"I think the ABA aught to be ashamed of itself," Frank said in a brief interview on the Time Warner Cable Arena concourse late Wednesday.
"I think they will do themselves a lot of harm with the public, pursuing the right to make the same kinds of mistakes they did before," Frank said. "It kind of reminds me of what was said with the kings of France, when they returned to power after the revolution. Someone said, 'Well, they don't seem to have, they seemed to have forgotten everything.' Reply was, 'No, they didn't forget anything, they didn't ever learn anything in the first place.'"
The comments were in response to a Bloomberg report that the ABA seeks to raise several million dollars to influence six to 12 Senate races. House Republicans have sought a roll-back of provisions in the Dodd-Frank financial reform law, but have been largely blocked by the Senate, where Democrats hold a slim majority.

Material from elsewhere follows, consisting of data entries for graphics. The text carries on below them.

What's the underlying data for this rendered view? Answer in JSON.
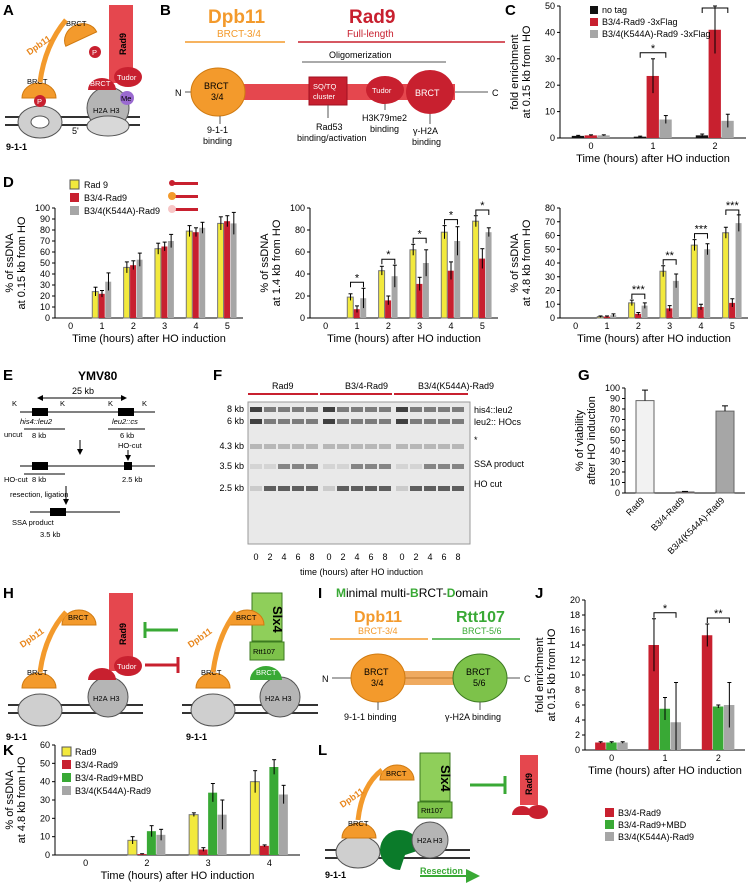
{
  "colors": {
    "yellow": "#f2e93d",
    "red": "#c8202f",
    "gray": "#a6a6a6",
    "green": "#39a935",
    "black": "#111111",
    "orange": "#f39a2c",
    "dpb11": "#e8861c",
    "rad9": "#e5474e",
    "rtt": "#7dc24a",
    "slx4": "#8fcf5a"
  },
  "panelA": {
    "letter": "A",
    "dpb11": "Dpb11",
    "brct": "BRCT",
    "rad9": "Rad9",
    "tudor": "Tudor",
    "p": "P",
    "me": "Me",
    "h2a": "H2A",
    "h3": "H3",
    "five_prime": "5'",
    "clamp": "9-1-1"
  },
  "panelB": {
    "letter": "B",
    "dpb11_title": "Dpb11",
    "dpb11_sub": "BRCT-3/4",
    "rad9_title": "Rad9",
    "rad9_sub": "Full-length",
    "oligomerization": "Oligomerization",
    "n": "N",
    "c": "C",
    "brct34": "BRCT\n3/4",
    "sqtq": "SQ/TQ\ncluster",
    "tudor": "Tudor",
    "brct": "BRCT",
    "bind_911": "9-1-1\nbinding",
    "bind_rad53": "Rad53\nbinding/activation",
    "bind_h3k79": "H3K79me2\nbinding",
    "bind_h2a": "γ-H2A\nbinding"
  },
  "panelD_legend": [
    "Rad 9",
    "B3/4-Rad9",
    "B3/4(K544A)-Rad9"
  ],
  "panelE": {
    "letter": "E",
    "title": "YMV80",
    "k": "K",
    "dist": "25 kb",
    "his4": "his4::leu2",
    "leu2": "leu2::cs",
    "uncut": "uncut",
    "kb8": "8 kb",
    "kb6": "6 kb",
    "ho_cut": "HO-cut",
    "ho_cut_label": "HO-cut",
    "kb25": "2.5 kb",
    "resection": "resection, ligation",
    "ssa": "SSA product",
    "kb35": "3.5 kb"
  },
  "panelF": {
    "letter": "F",
    "lanes_titles": [
      "Rad9",
      "B3/4-Rad9",
      "B3/4(K544A)-Rad9"
    ],
    "size_labels": [
      "8 kb",
      "6 kb",
      "4.3 kb",
      "3.5 kb",
      "2.5 kb"
    ],
    "band_labels": [
      "his4::leu2",
      "leu2:: HOcs",
      "*",
      "SSA product",
      "HO cut"
    ],
    "timepoints": [
      "0",
      "2",
      "4",
      "6",
      "8"
    ],
    "xlabel": "time (hours)   after  HO  induction"
  },
  "panelH": {
    "letter": "H",
    "slx4": "Slx4",
    "rtt107": "Rtt107"
  },
  "panelI": {
    "letter": "I",
    "title_parts": [
      "M",
      "inimal multi-",
      "B",
      "RCT-",
      "D",
      "omain"
    ],
    "dpb11": "Dpb11",
    "dpb11_sub": "BRCT-3/4",
    "rtt": "Rtt107",
    "rtt_sub": "BRCT-5/6",
    "n": "N",
    "c": "C",
    "brct34": "BRCT\n3/4",
    "brct56": "BRCT\n5/6",
    "bind_911": "9-1-1 binding",
    "bind_h2a": "γ-H2A binding"
  },
  "panelL": {
    "letter": "L",
    "resection": "Resection"
  },
  "jLegend": [
    "B3/4-Rad9",
    "B3/4-Rad9+MBD",
    "B3/4(K544A)-Rad9"
  ],
  "chart_data": [
    {
      "id": "C",
      "type": "bar",
      "title": "",
      "xlabel": "Time (hours) after HO induction",
      "ylabel": "fold enrichment\nat 0.15 kb from HO",
      "categories": [
        "0",
        "1",
        "2"
      ],
      "ylim": [
        0,
        50
      ],
      "yticks": [
        0,
        10,
        20,
        30,
        40,
        50
      ],
      "series": [
        {
          "name": "no tag",
          "color": "#111111",
          "values": [
            0.8,
            0.5,
            1.0
          ],
          "err": [
            0.2,
            0.2,
            0.5
          ]
        },
        {
          "name": "B3/4-Rad9 -3xFlag",
          "color": "#c8202f",
          "values": [
            1.0,
            23.5,
            41.0
          ],
          "err": [
            0.2,
            6.5,
            9.0
          ]
        },
        {
          "name": "B3/4(K544A)-Rad9 -3xFlag",
          "color": "#a6a6a6",
          "values": [
            1.0,
            7.0,
            6.5
          ],
          "err": [
            0.2,
            1.5,
            2.5
          ]
        }
      ],
      "significance": [
        {
          "group": "1",
          "label": "*"
        },
        {
          "group": "2",
          "label": ""
        }
      ]
    },
    {
      "id": "D1",
      "type": "bar",
      "xlabel": "Time (hours) after HO induction",
      "ylabel": "% of ssDNA\nat 0.15 kb from HO",
      "categories": [
        "0",
        "1",
        "2",
        "3",
        "4",
        "5"
      ],
      "ylim": [
        0,
        100
      ],
      "yticks": [
        0,
        10,
        20,
        30,
        40,
        50,
        60,
        70,
        80,
        90,
        100
      ],
      "series": [
        {
          "name": "Rad 9",
          "color": "#f2e93d",
          "values": [
            0,
            24,
            46,
            63,
            79,
            86
          ],
          "err": [
            0,
            4,
            5,
            5,
            5,
            6
          ]
        },
        {
          "name": "B3/4-Rad9",
          "color": "#c8202f",
          "values": [
            0,
            22,
            48,
            65,
            78,
            88
          ],
          "err": [
            0,
            3,
            4,
            4,
            4,
            5
          ]
        },
        {
          "name": "B3/4(K544A)-Rad9",
          "color": "#a6a6a6",
          "values": [
            0,
            33,
            53,
            70,
            82,
            86
          ],
          "err": [
            0,
            8,
            6,
            6,
            5,
            10
          ]
        }
      ]
    },
    {
      "id": "D2",
      "type": "bar",
      "xlabel": "Time (hours) after HO induction",
      "ylabel": "% of ssDNA\nat 1.4 kb from HO",
      "categories": [
        "0",
        "1",
        "2",
        "3",
        "4",
        "5"
      ],
      "ylim": [
        0,
        100
      ],
      "yticks": [
        0,
        20,
        40,
        60,
        80,
        100
      ],
      "series": [
        {
          "name": "Rad 9",
          "color": "#f2e93d",
          "values": [
            0,
            19,
            43,
            62,
            78,
            88
          ],
          "err": [
            0,
            3,
            4,
            5,
            6,
            5
          ]
        },
        {
          "name": "B3/4-Rad9",
          "color": "#c8202f",
          "values": [
            0,
            8,
            16,
            31,
            43,
            54
          ],
          "err": [
            0,
            3,
            4,
            6,
            8,
            9
          ]
        },
        {
          "name": "B3/4(K544A)-Rad9",
          "color": "#a6a6a6",
          "values": [
            0,
            18,
            38,
            50,
            70,
            78
          ],
          "err": [
            0,
            9,
            10,
            12,
            13,
            4
          ]
        }
      ],
      "significance": [
        {
          "group": "1",
          "label": "*"
        },
        {
          "group": "2",
          "label": "*"
        },
        {
          "group": "3",
          "label": "*"
        },
        {
          "group": "4",
          "label": "*"
        },
        {
          "group": "5",
          "label": "*"
        }
      ]
    },
    {
      "id": "D3",
      "type": "bar",
      "xlabel": "Time (hours) after HO induction",
      "ylabel": "% of ssDNA\nat 4.8 kb from HO",
      "categories": [
        "0",
        "1",
        "2",
        "3",
        "4",
        "5"
      ],
      "ylim": [
        0,
        80
      ],
      "yticks": [
        0,
        10,
        20,
        30,
        40,
        50,
        60,
        70,
        80
      ],
      "series": [
        {
          "name": "Rad 9",
          "color": "#f2e93d",
          "values": [
            0,
            1,
            11,
            34,
            53,
            62
          ],
          "err": [
            0,
            0.5,
            2,
            4,
            4,
            4
          ]
        },
        {
          "name": "B3/4-Rad9",
          "color": "#c8202f",
          "values": [
            0,
            1,
            3,
            7,
            8,
            11
          ],
          "err": [
            0,
            0.5,
            1,
            2,
            2,
            3
          ]
        },
        {
          "name": "B3/4(K544A)-Rad9",
          "color": "#a6a6a6",
          "values": [
            0,
            2,
            9,
            27,
            50,
            69
          ],
          "err": [
            0,
            1,
            2,
            5,
            4,
            6
          ]
        }
      ],
      "significance": [
        {
          "group": "2",
          "label": "***"
        },
        {
          "group": "3",
          "label": "**"
        },
        {
          "group": "4",
          "label": "***"
        },
        {
          "group": "5",
          "label": "***"
        }
      ]
    },
    {
      "id": "G",
      "type": "bar",
      "xlabel": "",
      "ylabel": "% of viability\nafter HO induction",
      "categories": [
        "Rad9",
        "B3/4-Rad9",
        "B3/4(K544A)-Rad9"
      ],
      "ylim": [
        0,
        100
      ],
      "yticks": [
        0,
        10,
        20,
        30,
        40,
        50,
        60,
        70,
        80,
        90,
        100
      ],
      "series": [
        {
          "name": "viability",
          "colors": [
            "#f2f2f2",
            "#c8202f",
            "#a6a6a6"
          ],
          "values": [
            88,
            1,
            78
          ],
          "err": [
            10,
            0.5,
            5
          ]
        }
      ]
    },
    {
      "id": "J",
      "type": "bar",
      "xlabel": "Time (hours) after HO induction",
      "ylabel": "fold enrichment\nat 0.15 kb from HO",
      "categories": [
        "0",
        "1",
        "2"
      ],
      "ylim": [
        0,
        20
      ],
      "yticks": [
        0,
        2,
        4,
        6,
        8,
        10,
        12,
        14,
        16,
        18,
        20
      ],
      "series": [
        {
          "name": "B3/4-Rad9",
          "color": "#c8202f",
          "values": [
            1.0,
            14.0,
            15.3
          ],
          "err": [
            0.1,
            3.5,
            1.5
          ]
        },
        {
          "name": "B3/4-Rad9+MBD",
          "color": "#39a935",
          "values": [
            1.0,
            5.5,
            5.8
          ],
          "err": [
            0.1,
            1.5,
            0.2
          ]
        },
        {
          "name": "B3/4(K544A)-Rad9",
          "color": "#a6a6a6",
          "values": [
            1.0,
            3.7,
            6.0
          ],
          "err": [
            0.1,
            5.3,
            3.0
          ]
        }
      ],
      "significance": [
        {
          "group": "1",
          "label": "*"
        },
        {
          "group": "2",
          "label": "**"
        }
      ]
    },
    {
      "id": "K",
      "type": "bar",
      "xlabel": "Time (hours) after HO induction",
      "ylabel": "% of ssDNA\nat 4.8 kb from HO",
      "categories": [
        "0",
        "2",
        "3",
        "4"
      ],
      "ylim": [
        0,
        60
      ],
      "yticks": [
        0,
        10,
        20,
        30,
        40,
        50,
        60
      ],
      "series": [
        {
          "name": "Rad9",
          "color": "#f2e93d",
          "values": [
            0,
            8,
            22,
            40
          ],
          "err": [
            0,
            2,
            1,
            6
          ]
        },
        {
          "name": "B3/4-Rad9",
          "color": "#c8202f",
          "values": [
            0,
            0.5,
            3,
            5
          ],
          "err": [
            0,
            0.2,
            1,
            0.5
          ]
        },
        {
          "name": "B3/4-Rad9+MBD",
          "color": "#39a935",
          "values": [
            0,
            13,
            34,
            48
          ],
          "err": [
            0,
            3,
            5,
            4
          ]
        },
        {
          "name": "B3/4(K544A)-Rad9",
          "color": "#a6a6a6",
          "values": [
            0,
            11,
            22,
            33
          ],
          "err": [
            0,
            3,
            8,
            5
          ]
        }
      ]
    }
  ]
}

The American Bankers Association described the fund as an “education and advocacy” initiative similar to those that many trade groups set up. “The board approved the proposal so that ABA can more effectively serve its members in today’s environment,” spokesman Jeff Sigmund said in an email.
Frank is the ranking member on the House Financial Services Committee and is the "Frank" in the reform law. He has said he will retire at the end of this term, his 16th.
Frank said in the interview that he has met with several financial industry leaders during the convention in Charlotte, but hasn't made a particular effort to.
"Brian Moynihan lives in my district, in the commonwealth of Massachusetts," Frank said. "I don't have to come to North Carolina."
He also said holding the convention in Charlotte, a major financial center, does not pose a problem for the Democratic Party as some have suggested. Later Wednesday, Senate candidate Elizabeth Warren was critical of banks and Wall Street in her speech.
"It's only in the minds of the media," Frank said. "I don't know any citizen who cares about that. Where people have the conventions is irrelevant."
He said his party's financial industry priority in the next session is to "consolidate" and make sure financial reform is carried out by having the "right people in place" and keeping regulators fully funded.